Stone, who has been receiving unemployment benefits for the past several weeks, fears not only for his own health, but that of his family. Although the Centers for Disease Control and Prevention continue to advise social distancing, his job is one that does not allow him to remain 6 feet away from people.

“I don’t really have a choice. I can’t afford to lose my job,” Stone said. “If I do the thing that I’m being advised to by my doctor, which is stay home, I lose all my income. I can’t not pay my bills. I need to have a place to live; I need to be able to eat.”

“The governor’s going to get thousands more people sick and killed in the name of ‘getting Iowans back work,’ meanwhile, those who are most vulnerable have had the rug pulled out from under them and been given an ultimatum of risking their health at work or staying home without income,” Stone said.

Seth Amos, 24, of Oklahoma City, told ABC News that he fears returning to work, too.

“It doesn’t seem like the states care about people’s health. It just seems like everyone’s just worried about one thing and that’s money, instead of people’s lives,” Amos said.

Amos, who works as a server at the Melting Pot, an upscale dining restaurant in Oklahoma City, has been on employment for nearly six weeks, and despite his own health concerns, he plans to return to work in the coming weeks.

“I’d be more than excited for all this to be over, but to be honest, it’s not over, and people keep on trying to act like it is.

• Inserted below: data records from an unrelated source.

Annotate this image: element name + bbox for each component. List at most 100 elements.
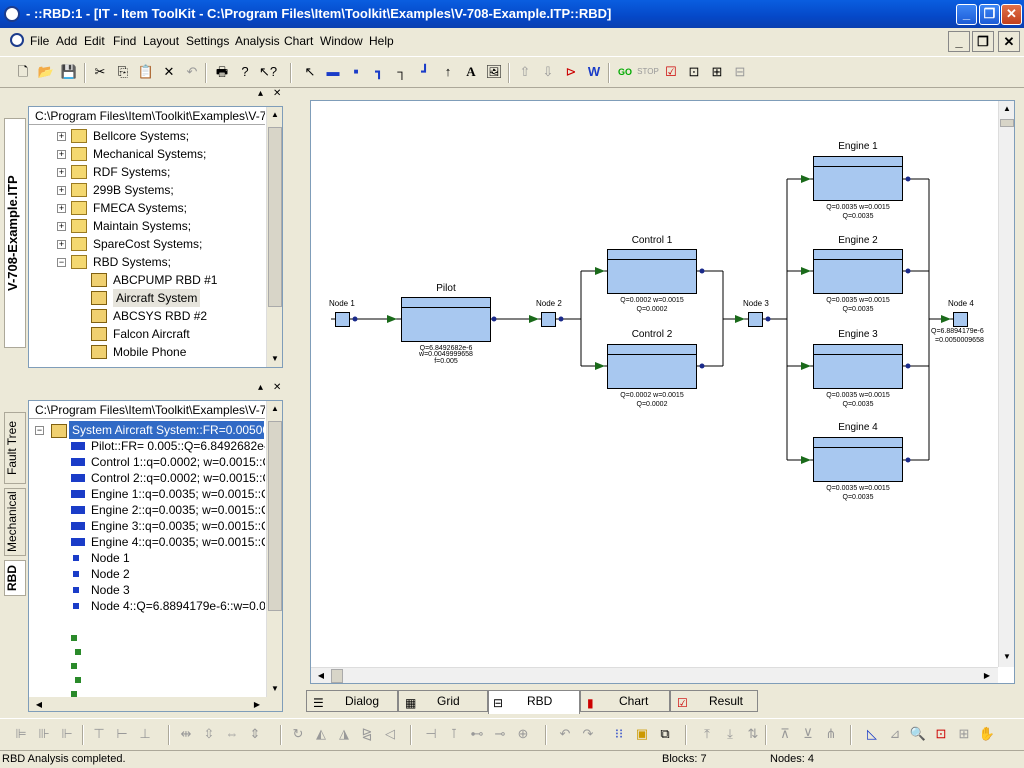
project-scrollbar[interactable]: ▲ ▼: [266, 107, 282, 367]
collapse-icon[interactable]: −: [35, 426, 44, 435]
node-tool-icon[interactable]: ■: [345, 61, 367, 83]
tree-icon[interactable]: ⊳: [560, 61, 582, 83]
system-tree-item[interactable]: Node 4::Q=6.8894179e-6::w=0.005(: [91, 597, 265, 615]
project-tree-item[interactable]: ABCPUMP RBD #1: [113, 271, 217, 289]
center-v-icon[interactable]: ⊸: [489, 723, 511, 745]
block-tool-icon[interactable]: ▬: [322, 61, 344, 83]
document-icon[interactable]: [10, 33, 24, 47]
canvas-hscrollbar[interactable]: ◀ ▶: [311, 667, 998, 683]
properties-icon[interactable]: ⊡: [683, 61, 705, 83]
control-2-block[interactable]: [607, 344, 697, 389]
align-right-icon[interactable]: ⊩: [56, 723, 78, 745]
word-export-icon[interactable]: W: [583, 61, 605, 83]
bring-front-icon[interactable]: ⤒: [696, 723, 718, 745]
project-tree-item[interactable]: Mobile Phone: [113, 343, 186, 361]
project-tree-item[interactable]: RDF Systems;: [93, 163, 170, 181]
menu-file[interactable]: File: [30, 34, 49, 48]
mirror-icon[interactable]: ◮: [333, 723, 355, 745]
measure-icon[interactable]: ◺: [861, 723, 883, 745]
project-tree-item[interactable]: 299B Systems;: [93, 181, 174, 199]
engine-2-block[interactable]: [813, 249, 903, 294]
app-icon[interactable]: [4, 6, 20, 22]
expand-icon[interactable]: +: [57, 150, 66, 159]
scroll-right-icon[interactable]: ▶: [249, 697, 265, 711]
snap-icon[interactable]: ▣: [631, 723, 653, 745]
cut-icon[interactable]: ✂: [89, 61, 111, 83]
scroll-down-icon[interactable]: ▼: [267, 681, 282, 697]
space-v-icon[interactable]: ⇳: [198, 723, 220, 745]
node-4[interactable]: [953, 312, 968, 327]
project-tree-item[interactable]: ABCSYS RBD #2: [113, 307, 207, 325]
dist-h-icon[interactable]: ⊣: [420, 723, 442, 745]
menu-find[interactable]: Find: [113, 34, 136, 48]
tab-fault-tree[interactable]: Fault Tree: [4, 412, 26, 484]
mdi-restore-button[interactable]: ❐: [972, 31, 994, 52]
scroll-thumb[interactable]: [331, 669, 343, 683]
link-tool-icon[interactable]: ┛: [414, 61, 436, 83]
checklist-icon[interactable]: ☑: [660, 61, 682, 83]
fit-icon[interactable]: ⊞: [953, 723, 975, 745]
scroll-right-icon[interactable]: ▶: [979, 668, 995, 683]
arrow-tool-icon[interactable]: ↑: [437, 61, 459, 83]
copy-icon[interactable]: ⎘: [112, 61, 134, 83]
dist-v-icon[interactable]: ⊺: [443, 723, 465, 745]
project-tree-item[interactable]: Mechanical Systems;: [93, 145, 206, 163]
project-tree-item[interactable]: RBD Systems;: [93, 253, 171, 271]
help-icon[interactable]: ?: [234, 61, 256, 83]
node-3[interactable]: [748, 312, 763, 327]
move-down-icon[interactable]: ⇩: [537, 61, 559, 83]
expand-icon[interactable]: +: [57, 204, 66, 213]
same-height-icon[interactable]: ⇕: [244, 723, 266, 745]
tab-rbd[interactable]: RBD: [4, 560, 26, 596]
send-back-icon[interactable]: ⤓: [719, 723, 741, 745]
project-tree-item[interactable]: Maintain Systems;: [93, 217, 191, 235]
pointer-icon[interactable]: ↖: [299, 61, 321, 83]
layout-redo-icon[interactable]: ↷: [577, 723, 599, 745]
align-center-icon[interactable]: ⊪: [33, 723, 55, 745]
align-top-icon[interactable]: ⊤: [88, 723, 110, 745]
menu-add[interactable]: Add: [56, 34, 77, 48]
engine-1-block[interactable]: [813, 156, 903, 201]
project-tree-item[interactable]: SpareCost Systems;: [93, 235, 202, 253]
center-h-icon[interactable]: ⊷: [466, 723, 488, 745]
menu-layout[interactable]: Layout: [143, 34, 179, 48]
line-tool-icon[interactable]: ┐: [391, 61, 413, 83]
center-both-icon[interactable]: ⊕: [512, 723, 534, 745]
expand-icon[interactable]: +: [57, 132, 66, 141]
project-tree-item[interactable]: FMECA Systems;: [93, 199, 187, 217]
system-scrollbar[interactable]: ▲ ▼: [266, 401, 282, 697]
canvas-vscrollbar[interactable]: ▲ ▼: [998, 101, 1014, 667]
scroll-left-icon[interactable]: ◀: [31, 697, 47, 711]
project-tree-item[interactable]: Aircraft System: [113, 289, 201, 307]
expand-icon[interactable]: +: [57, 222, 66, 231]
layout-icon[interactable]: ⊞: [706, 61, 728, 83]
expand-icon[interactable]: +: [57, 240, 66, 249]
stop-icon[interactable]: STOP: [637, 61, 659, 83]
node-1[interactable]: [335, 312, 350, 327]
rotate-icon[interactable]: ↻: [287, 723, 309, 745]
delete-icon[interactable]: ✕: [158, 61, 180, 83]
control-1-block[interactable]: [607, 249, 697, 294]
zoom-icon[interactable]: 🔍: [907, 723, 929, 745]
collapse-icon[interactable]: −: [57, 258, 66, 267]
zoom-window-icon[interactable]: ⊡: [930, 723, 952, 745]
align-left-icon[interactable]: ⊫: [10, 723, 32, 745]
expand-icon[interactable]: +: [57, 186, 66, 195]
pan-hand-icon[interactable]: ✋: [976, 723, 998, 745]
scroll-thumb[interactable]: [268, 127, 282, 307]
flip-icon[interactable]: ◭: [310, 723, 332, 745]
menu-window[interactable]: Window: [320, 34, 363, 48]
scroll-down-icon[interactable]: ▼: [267, 351, 282, 367]
menu-chart[interactable]: Chart: [284, 34, 313, 48]
image-tool-icon[interactable]: 🖼: [483, 61, 505, 83]
scroll-up-icon[interactable]: ▲: [999, 101, 1014, 117]
flip-h-icon[interactable]: ⧎: [356, 723, 378, 745]
scroll-left-icon[interactable]: ◀: [313, 668, 329, 683]
group-icon[interactable]: ⧉: [654, 723, 676, 745]
system-hscrollbar[interactable]: ◀ ▶: [29, 697, 282, 711]
minimize-button[interactable]: _: [956, 4, 977, 25]
mdi-close-button[interactable]: ✕: [998, 31, 1020, 52]
panel-close-icon[interactable]: ✕: [273, 382, 281, 396]
go-icon[interactable]: GO: [614, 61, 636, 83]
align-bottom-icon[interactable]: ⊥: [134, 723, 156, 745]
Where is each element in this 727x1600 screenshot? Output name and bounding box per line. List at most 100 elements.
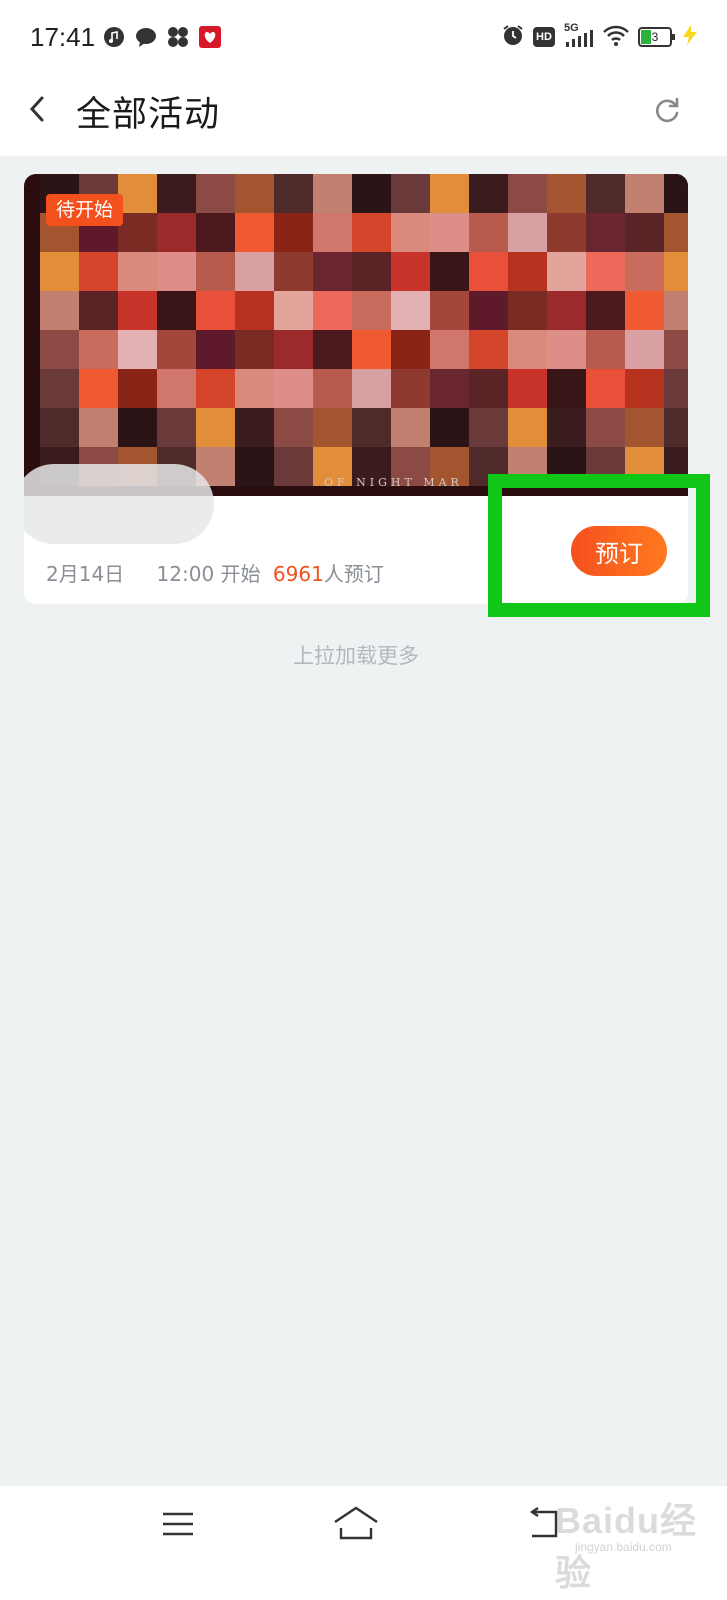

Can’t we just wait till this goes away or dies down a little bit more? I’m afraid it’s going to just keep on getting worse and worse,”Amos said.

On Thursday, Iowa added a caveat for choosing not to work, besides having the virus or living with family members who are infected. Those who are at high risk of becoming infected or with family members in a higher-risk group can also refuse work.

A similar guidance was issued by the Texas Workforce Commission, protecting workers who are most vulnerable to the virus from being penalized for choosing not to return to work.

However, if employers abide by safety guidelines, such as providing protective equipment and following social distancing guidelines, “it may be difficult to establish a good-faith basis to quit due to safety concerns,” said Iowa’s Workforce Development Director Beth Townsend.

“It takes more than a mere assertion by the employee” to establish that a workplace is unsafe, Townsend said.

In response, the Iowa Policy Project, a nonpartisan research group, issued a statement Thursday accusing Reynolds of “misrepresenting” the workers’ legal protections during the pandemic health emergency, and of having “repeatedly declined to take steps to enforce safety standards in businesses that she wants to reopen,” and thus “bullying workers into work arrangements that they could never have expected.

Some Republican politicians have suggested that there are financial disincentives to going back to work, because it is actually more lucrative to receive unemployment, with the additional $600 a week from the federal stimulus bill.

“A lot of people are having trouble rehiring workers because the workers are saying to them, ‘I’m making more on unemployment,'” Rubio said on an appearance on “Fox and Friends” on Wednesday.

The same sentiment was echoed by Sen. Rick Scott, R-Fla., in a tweet on Tuesday.

Stone bristled when asked about these remarks. Although he acknowledged making more at home than when he worked, he explained, “at the end of the day, ultimately, I don’t want to be unemployed.”

“I don’t want to be out of a job,” Stone said. “It makes me sad and angry that I have to risk my health, to have income, because I shouldn’t be afraid to go to my job. … I shouldn’t be afraid to get sick at work.”

ABC News’ Victor Ordonez contributed to this report.